Wenn Liebe durch den Magen geht, dann hat Markus Binner die deutsch-niederländischen Beziehungen einem Beziehungstest unterworfen. Im Rahmen des Kulturprojektes „Grens-Werte“ fragte er in der Euregio herum, welche deutschen Gerichte die Niederländer nicht mögen und umgekehrt. Die gute Nachricht zu erst: „Auf der deutschen Seite bekamen wir erstaunlich oft ,Wir mögen alles´ zu hören,“ berichtet der Berliner Künstler. Auf der niederländischen Seite wurde mit viel Humor auf die Frage reagiert. Und sie bestätigten noch mal die Existenz des Weißwurst-Äquators.

Montag, 21.01.2013, 18:01 Uhr

Gekochten Teig mögen die Niederländer nicht. Daher servierte Künstler Markus Binner bei seiner Kunstpräsentation gestern „Leberknödel“ – natürlich mit anderem Gerät.
Gekochten Teig mögen die Niederländer nicht. Daher servierte Künstler Markus Binner bei seiner Kunstpräsentation gestern „Leberknödel“ – natürlich mit anderem Gerät. Foto: Gerhard H. Kock

Denn im Land der Fritteusen gilt Kochwasser tendenziell als verdächtig – vor allem wenn Teig hineingeworfen wird. Der Künstler aus Berlin hat in seinem Projekt Menschen, die mit Essen und Kochen zu tun haben, nach ungeliebten Gerichten des Nachbarlandes gefragt:

Die Niederländen finden Sauerkraut seltsam, „te anders“, das Eisbein „vies“ und „te vettig“, Knödel, Leberknödel oder Spätzle „smerig“ und „slijmerig“, und Weißwürste hätten eine „vieze structuur“ – das sieht sicher auch mancher Westfale so. Das wurde aber nicht gefragt. Die Deutschen fanden Matjes „zu roh“ und zu „fischig“ und den Klassiker Frikandellen „matschig“, „schleimig“ und „überwürzt“.

Auf die Idee ist Binner durch den französischen Spitzenkoch Pascal Barbot gekommen. Der Michelin-Sterne-Meister versucht, seine verwöhnten Gaumen immer wieder aufs Neue zu kitzeln, und verfiel vor zehn Jahren auf die Idee, den Kontrast zu verstärken. Also servierte er absichtlich Bohnen, die nicht schmeckten. Die Aufregung war riesig.

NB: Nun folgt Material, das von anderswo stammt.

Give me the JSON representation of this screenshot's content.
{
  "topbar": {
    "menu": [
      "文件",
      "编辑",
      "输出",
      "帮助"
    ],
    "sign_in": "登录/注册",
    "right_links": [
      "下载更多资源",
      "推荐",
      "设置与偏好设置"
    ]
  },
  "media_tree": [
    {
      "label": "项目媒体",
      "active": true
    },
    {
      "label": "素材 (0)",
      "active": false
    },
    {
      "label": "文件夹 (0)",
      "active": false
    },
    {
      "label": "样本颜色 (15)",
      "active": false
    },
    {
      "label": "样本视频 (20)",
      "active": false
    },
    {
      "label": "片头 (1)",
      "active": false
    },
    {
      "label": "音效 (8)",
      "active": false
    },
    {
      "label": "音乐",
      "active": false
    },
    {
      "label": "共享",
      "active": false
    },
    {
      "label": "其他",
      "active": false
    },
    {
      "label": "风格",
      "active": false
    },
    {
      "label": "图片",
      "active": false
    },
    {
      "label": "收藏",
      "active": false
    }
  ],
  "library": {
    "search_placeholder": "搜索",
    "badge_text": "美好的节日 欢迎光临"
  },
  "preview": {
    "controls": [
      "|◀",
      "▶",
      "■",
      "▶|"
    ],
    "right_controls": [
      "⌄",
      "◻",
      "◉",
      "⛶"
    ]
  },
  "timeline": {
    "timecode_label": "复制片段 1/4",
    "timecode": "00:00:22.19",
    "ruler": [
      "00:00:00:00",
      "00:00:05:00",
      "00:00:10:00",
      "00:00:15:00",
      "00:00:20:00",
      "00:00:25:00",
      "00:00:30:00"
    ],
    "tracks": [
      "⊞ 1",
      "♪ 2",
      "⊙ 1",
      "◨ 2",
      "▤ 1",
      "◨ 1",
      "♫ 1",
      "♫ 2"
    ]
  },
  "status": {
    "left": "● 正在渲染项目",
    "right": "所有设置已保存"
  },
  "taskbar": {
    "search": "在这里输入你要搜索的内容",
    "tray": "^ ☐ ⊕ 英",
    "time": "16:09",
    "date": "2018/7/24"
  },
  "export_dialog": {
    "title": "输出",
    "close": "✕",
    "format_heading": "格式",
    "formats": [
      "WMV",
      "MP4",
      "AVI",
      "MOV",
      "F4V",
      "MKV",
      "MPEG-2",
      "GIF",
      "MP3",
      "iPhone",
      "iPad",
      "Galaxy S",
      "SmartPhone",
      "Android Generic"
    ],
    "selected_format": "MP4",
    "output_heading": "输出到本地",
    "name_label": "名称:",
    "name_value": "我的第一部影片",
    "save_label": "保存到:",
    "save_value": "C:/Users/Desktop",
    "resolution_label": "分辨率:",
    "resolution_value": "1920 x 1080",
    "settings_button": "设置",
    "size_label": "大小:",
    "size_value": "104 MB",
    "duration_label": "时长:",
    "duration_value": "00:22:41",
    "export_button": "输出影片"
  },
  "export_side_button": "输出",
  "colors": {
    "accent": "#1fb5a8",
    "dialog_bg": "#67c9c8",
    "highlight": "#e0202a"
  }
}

Da hält sich das Aufsehen an der deutsch-niederländischen Grenze doch in Grenzen. Indes sieht Prof. Dr. Friso Wielenga noch Nachholbedarf hinsichtlich der Zubereitung der ein oder anderen „Spezialität“ aus dem Land von Käse und Genever. So wollte kürzlich ein Gastgeber freundlich sein und hatte sich nach etwas Niederländischem erkundigt. Der Professor vom Zentrum für Niederlandestudien nannte „Frikandellen“. Und als er dort eintraf, gab es auch „Frikandellen“ – allerdings roh. „Die wussten nicht, dass man die frittieren muss.“

Dafür servierte Künstler-Koch Binner gestern im „Uferlos“ ein Drei-Gänge-Menü, unter anderem „Nat­tō-Schoko-Tarte“. Nattō sind vergorene Sojabohnen, die intensiv riechen und schleimige Fäden ziehen . . .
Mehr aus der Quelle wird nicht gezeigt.